Australia employment soft in March, record run ruined by revisions

30 Apr, 2018

Australian employment barely rose in March while a sharp downward revision to February ruined a record-breaking run of gains, a disappointing outcome that hurt the local dollar and reinforced the case against a rate hike.
Thursday's figures from the Australian Bureau of Statistics showed just 4,900 net new jobs were added in March, well short of forecasts for 21,000.
Adding insult to injury, February was revised to show a 6,300 fall rather than the original 17,500 increase, wrecking what had been 17 straight month of rises.
The main revisions came in full-time jobs which were now estimated to have gained only 20,100 in February, instead of the initial outsized jump of 64,900. March was even worse with full-time positions falling 19,900.
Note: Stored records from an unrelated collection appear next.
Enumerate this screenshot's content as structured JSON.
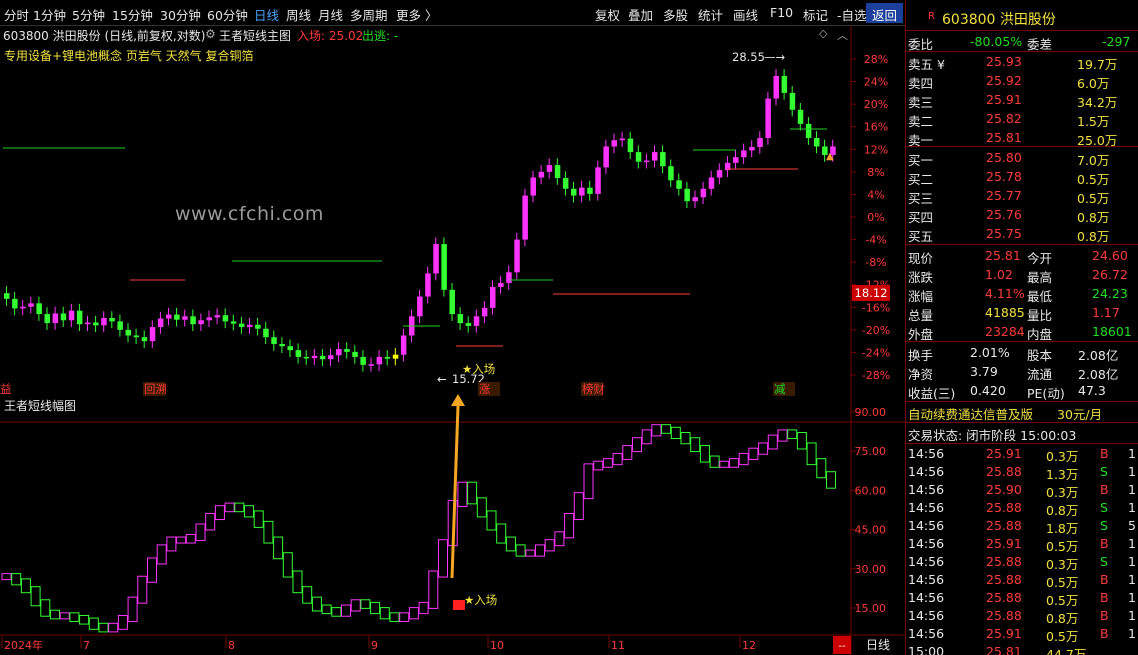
{
  "toolbar": {
    "items": [
      "分时",
      "1分钟",
      "5分钟",
      "15分钟",
      "30分钟",
      "60分钟",
      "日线",
      "周线",
      "月线",
      "多周期",
      "更多 〉"
    ],
    "active": "日线",
    "right_items": [
      "复权",
      "叠加",
      "多股",
      "统计",
      "画线",
      "F10",
      "标记",
      "-自选"
    ],
    "return_label": "返回"
  },
  "header": {
    "stock_info": "603800 洪田股份 (日线,前复权,对数)",
    "indicator_name": "王者短线主图",
    "entry_label": "入场: 25.02",
    "exit_label": "出逃: -",
    "concepts": "专用设备+锂电池概念 页岩气 天然气 复合铜箔",
    "watermark": "www.cfchi.com"
  },
  "chart": {
    "y_labels_pct": [
      "28%",
      "24%",
      "20%",
      "16%",
      "12%",
      "8%",
      "4%",
      "0%",
      "-4%",
      "-8%",
      "-12%",
      "-16%",
      "-20%",
      "-24%",
      "-28%"
    ],
    "current_price_tag": "18.12",
    "high_label": "28.55",
    "low_label": "15.72",
    "entry_marker": "★入场",
    "events": [
      "回溯",
      "涨",
      "榜财",
      "减"
    ],
    "sub_title": "王者短线幅图",
    "sub_y_labels": [
      "90.00",
      "75.00",
      "60.00",
      "45.00",
      "30.00",
      "15.00"
    ],
    "sub_entry_marker": "★入场",
    "x_labels": [
      "2024年",
      "7",
      "8",
      "9",
      "10",
      "11",
      "12"
    ],
    "period_button": "日线",
    "colors": {
      "up": "#ff33ff",
      "down": "#33ff33",
      "entry": "#ffff00"
    },
    "candles": [
      [
        0,
        -14.5
      ],
      [
        1,
        -16.2
      ],
      [
        2,
        -15.9
      ],
      [
        3,
        -15.3
      ],
      [
        4,
        -17.2
      ],
      [
        5,
        -18.8
      ],
      [
        6,
        -17.1
      ],
      [
        7,
        -18.3
      ],
      [
        8,
        -16.6
      ],
      [
        9,
        -19.0
      ],
      [
        10,
        -18.7
      ],
      [
        11,
        -19.2
      ],
      [
        12,
        -17.9
      ],
      [
        13,
        -18.5
      ],
      [
        14,
        -20.0
      ],
      [
        15,
        -21.0
      ],
      [
        16,
        -21.3
      ],
      [
        17,
        -22.0
      ],
      [
        18,
        -19.5
      ],
      [
        19,
        -18.0
      ],
      [
        20,
        -17.3
      ],
      [
        21,
        -18.2
      ],
      [
        22,
        -17.6
      ],
      [
        23,
        -19.0
      ],
      [
        24,
        -18.3
      ],
      [
        25,
        -17.8
      ],
      [
        26,
        -17.4
      ],
      [
        27,
        -18.5
      ],
      [
        28,
        -18.9
      ],
      [
        29,
        -19.5
      ],
      [
        30,
        -19.1
      ],
      [
        31,
        -19.8
      ],
      [
        32,
        -21.3
      ],
      [
        33,
        -22.5
      ],
      [
        34,
        -22.9
      ],
      [
        35,
        -23.6
      ],
      [
        36,
        -24.8
      ],
      [
        37,
        -25.0
      ],
      [
        38,
        -24.6
      ],
      [
        39,
        -25.2
      ],
      [
        40,
        -24.5
      ],
      [
        41,
        -23.4
      ],
      [
        42,
        -23.9
      ],
      [
        43,
        -24.8
      ],
      [
        44,
        -26.2
      ],
      [
        45,
        -26.1
      ],
      [
        46,
        -24.8
      ],
      [
        47,
        -25.1
      ],
      [
        48,
        -24.4
      ],
      [
        49,
        -21.0
      ],
      [
        50,
        -17.6
      ],
      [
        51,
        -14.1
      ],
      [
        52,
        -10.0
      ],
      [
        53,
        -4.8
      ],
      [
        54,
        -12.9
      ],
      [
        55,
        -17.2
      ],
      [
        56,
        -18.8
      ],
      [
        57,
        -19.3
      ],
      [
        58,
        -17.6
      ],
      [
        59,
        -16.1
      ],
      [
        60,
        -12.4
      ],
      [
        61,
        -11.7
      ],
      [
        62,
        -9.8
      ],
      [
        63,
        -4.0
      ],
      [
        64,
        3.8
      ],
      [
        65,
        7.0
      ],
      [
        66,
        8.0
      ],
      [
        67,
        9.2
      ],
      [
        68,
        6.9
      ],
      [
        69,
        5.0
      ],
      [
        70,
        3.8
      ],
      [
        71,
        5.2
      ],
      [
        72,
        4.1
      ],
      [
        73,
        8.8
      ],
      [
        74,
        12.5
      ],
      [
        75,
        13.6
      ],
      [
        76,
        13.9
      ],
      [
        77,
        11.5
      ],
      [
        78,
        9.8
      ],
      [
        79,
        10.0
      ],
      [
        80,
        11.5
      ],
      [
        81,
        9.0
      ],
      [
        82,
        6.5
      ],
      [
        83,
        5.0
      ],
      [
        84,
        2.8
      ],
      [
        85,
        3.5
      ],
      [
        86,
        5.0
      ],
      [
        87,
        7.0
      ],
      [
        88,
        8.3
      ],
      [
        89,
        9.6
      ],
      [
        90,
        10.6
      ],
      [
        91,
        11.8
      ],
      [
        92,
        12.4
      ],
      [
        93,
        14.0
      ],
      [
        94,
        21.0
      ],
      [
        95,
        25.0
      ],
      [
        96,
        22.0
      ],
      [
        97,
        19.0
      ],
      [
        98,
        16.5
      ],
      [
        99,
        14.0
      ],
      [
        100,
        12.5
      ],
      [
        101,
        11.0
      ],
      [
        102,
        12.5
      ]
    ],
    "sub_series": [
      [
        0,
        27
      ],
      [
        1,
        25
      ],
      [
        2,
        22
      ],
      [
        3,
        17
      ],
      [
        4,
        13
      ],
      [
        5,
        12
      ],
      [
        6,
        12
      ],
      [
        7,
        11
      ],
      [
        8,
        10
      ],
      [
        9,
        8
      ],
      [
        10,
        7
      ],
      [
        11,
        8
      ],
      [
        12,
        11
      ],
      [
        13,
        18
      ],
      [
        14,
        26
      ],
      [
        15,
        33
      ],
      [
        16,
        38
      ],
      [
        17,
        41
      ],
      [
        18,
        41
      ],
      [
        19,
        42
      ],
      [
        20,
        46
      ],
      [
        21,
        50
      ],
      [
        22,
        53
      ],
      [
        23,
        54
      ],
      [
        24,
        53
      ],
      [
        25,
        51
      ],
      [
        26,
        47
      ],
      [
        27,
        41
      ],
      [
        28,
        35
      ],
      [
        29,
        28
      ],
      [
        30,
        22
      ],
      [
        31,
        18
      ],
      [
        32,
        15
      ],
      [
        33,
        14
      ],
      [
        34,
        13
      ],
      [
        35,
        15
      ],
      [
        36,
        17
      ],
      [
        37,
        16
      ],
      [
        38,
        14
      ],
      [
        39,
        12
      ],
      [
        40,
        11
      ],
      [
        41,
        12
      ],
      [
        42,
        14
      ],
      [
        43,
        16
      ],
      [
        44,
        28
      ],
      [
        45,
        40
      ],
      [
        46,
        55
      ],
      [
        47,
        62
      ],
      [
        48,
        56
      ],
      [
        49,
        51
      ],
      [
        50,
        46
      ],
      [
        51,
        41
      ],
      [
        52,
        38
      ],
      [
        53,
        36
      ],
      [
        54,
        36
      ],
      [
        55,
        38
      ],
      [
        56,
        40
      ],
      [
        57,
        43
      ],
      [
        58,
        50
      ],
      [
        59,
        58
      ],
      [
        60,
        69
      ],
      [
        61,
        70
      ],
      [
        62,
        71
      ],
      [
        63,
        73
      ],
      [
        64,
        76
      ],
      [
        65,
        79
      ],
      [
        66,
        82
      ],
      [
        67,
        84
      ],
      [
        68,
        83
      ],
      [
        69,
        81
      ],
      [
        70,
        79
      ],
      [
        71,
        76
      ],
      [
        72,
        72
      ],
      [
        73,
        70
      ],
      [
        74,
        70
      ],
      [
        75,
        71
      ],
      [
        76,
        73
      ],
      [
        77,
        75
      ],
      [
        78,
        77
      ],
      [
        79,
        80
      ],
      [
        80,
        82
      ],
      [
        81,
        81
      ],
      [
        82,
        77
      ],
      [
        83,
        71
      ],
      [
        84,
        66
      ],
      [
        85,
        62
      ]
    ]
  },
  "quote": {
    "symbol_badge": "R",
    "code_name": "603800 洪田股份",
    "weibi_label": "委比",
    "weibi": "-80.05%",
    "weicha_label": "委差",
    "weicha": "-297",
    "asks": [
      {
        "label": "卖五 ¥",
        "price": "25.93",
        "vol": "19.7万"
      },
      {
        "label": "卖四",
        "price": "25.92",
        "vol": "6.0万"
      },
      {
        "label": "卖三",
        "price": "25.91",
        "vol": "34.2万"
      },
      {
        "label": "卖二",
        "price": "25.82",
        "vol": "1.5万"
      },
      {
        "label": "卖一",
        "price": "25.81",
        "vol": "25.0万"
      }
    ],
    "bids": [
      {
        "label": "买一",
        "price": "25.80",
        "vol": "7.0万"
      },
      {
        "label": "买二",
        "price": "25.78",
        "vol": "0.5万"
      },
      {
        "label": "买三",
        "price": "25.77",
        "vol": "0.5万"
      },
      {
        "label": "买四",
        "price": "25.76",
        "vol": "0.8万"
      },
      {
        "label": "买五",
        "price": "25.75",
        "vol": "0.8万"
      }
    ],
    "stats": [
      {
        "l1": "现价",
        "v1": "25.81",
        "c1": "red",
        "l2": "今开",
        "v2": "24.60",
        "c2": "red"
      },
      {
        "l1": "涨跌",
        "v1": "1.02",
        "c1": "red",
        "l2": "最高",
        "v2": "26.72",
        "c2": "red"
      },
      {
        "l1": "涨幅",
        "v1": "4.11%",
        "c1": "red",
        "l2": "最低",
        "v2": "24.23",
        "c2": "green"
      },
      {
        "l1": "总量",
        "v1": "41885",
        "c1": "yellow",
        "l2": "量比",
        "v2": "1.17",
        "c2": "red"
      },
      {
        "l1": "外盘",
        "v1": "23284",
        "c1": "red",
        "l2": "内盘",
        "v2": "18601",
        "c2": "green"
      }
    ],
    "stats2": [
      {
        "l1": "换手",
        "v1": "2.01%",
        "l2": "股本",
        "v2": "2.08亿"
      },
      {
        "l1": "净资",
        "v1": "3.79",
        "l2": "流通",
        "v2": "2.08亿"
      },
      {
        "l1": "收益(三)",
        "v1": "0.420",
        "l2": "PE(动)",
        "v2": "47.3"
      }
    ],
    "service": "自动续费通达信普及版",
    "service_price": "30元/月",
    "trade_status": "交易状态: 闭市阶段 15:00:03",
    "ticks": [
      {
        "t": "14:56",
        "p": "25.91",
        "v": "0.3万",
        "s": "B",
        "n": "1"
      },
      {
        "t": "14:56",
        "p": "25.88",
        "v": "1.3万",
        "s": "S",
        "n": "1"
      },
      {
        "t": "14:56",
        "p": "25.90",
        "v": "0.3万",
        "s": "B",
        "n": "1"
      },
      {
        "t": "14:56",
        "p": "25.88",
        "v": "0.8万",
        "s": "S",
        "n": "1"
      },
      {
        "t": "14:56",
        "p": "25.88",
        "v": "1.8万",
        "s": "S",
        "n": "5"
      },
      {
        "t": "14:56",
        "p": "25.91",
        "v": "0.5万",
        "s": "B",
        "n": "1"
      },
      {
        "t": "14:56",
        "p": "25.88",
        "v": "0.3万",
        "s": "S",
        "n": "1"
      },
      {
        "t": "14:56",
        "p": "25.88",
        "v": "0.5万",
        "s": "B",
        "n": "1"
      },
      {
        "t": "14:56",
        "p": "25.88",
        "v": "0.5万",
        "s": "B",
        "n": "1"
      },
      {
        "t": "14:56",
        "p": "25.88",
        "v": "0.8万",
        "s": "B",
        "n": "1"
      },
      {
        "t": "14:56",
        "p": "25.91",
        "v": "0.5万",
        "s": "B",
        "n": "1"
      },
      {
        "t": "15:00",
        "p": "25.81",
        "v": "44.7万",
        "s": "",
        "n": ""
      }
    ]
  }
}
The news was not all bad with annual job growth of 3.0 percent still twice the pace of US job creation. The unemployment rate was steady at 5.5 percent, after a downward revision to February. It has hovered between 5.4 percent and 5.6 percent for 11 months now. The participation rate dipped to 65.5 percent, having peaked at 65.7 percent in January as more women entered the labour force.
The strength of employment has been one of the brightest parts of economy, so Thursday's soft report would likely cause some unease at the Reserve Bank of Australia (RBA). Growth in the resource-rich economy slowed in the fourth quarter of last year as bad weather hit exports.
Just last week the head of the central bank had predicted further gains in jobs, even as he reiterated there was no strong case for a rate rise given wage growth continued to lag. Investors reacted by further paring back the chance of a hike at all this year, with rate futures implying only a 22 percent probability of a move by December.
A rise in the 1.5 percent cash rate is still not fully priced in until June 2019. The Australian dollar was duly knocked down to $0.7767, from an early high of $0.7796. Gareth Aird, a senior economist at CBA, suspected unemployment would have to fall quite a bit further to generate anything like the wage growth of past years.
Partly that was due to stubbornly high levels of underemployment, where workers wanted more hours but were unable to get them. Underemployment used to track unemployment closely but has diverged markedly in the last couple of years. Combined with strong levels of skilled migration and the increasing participation of women, the result was to make it harder for workers to demand larger wage rises.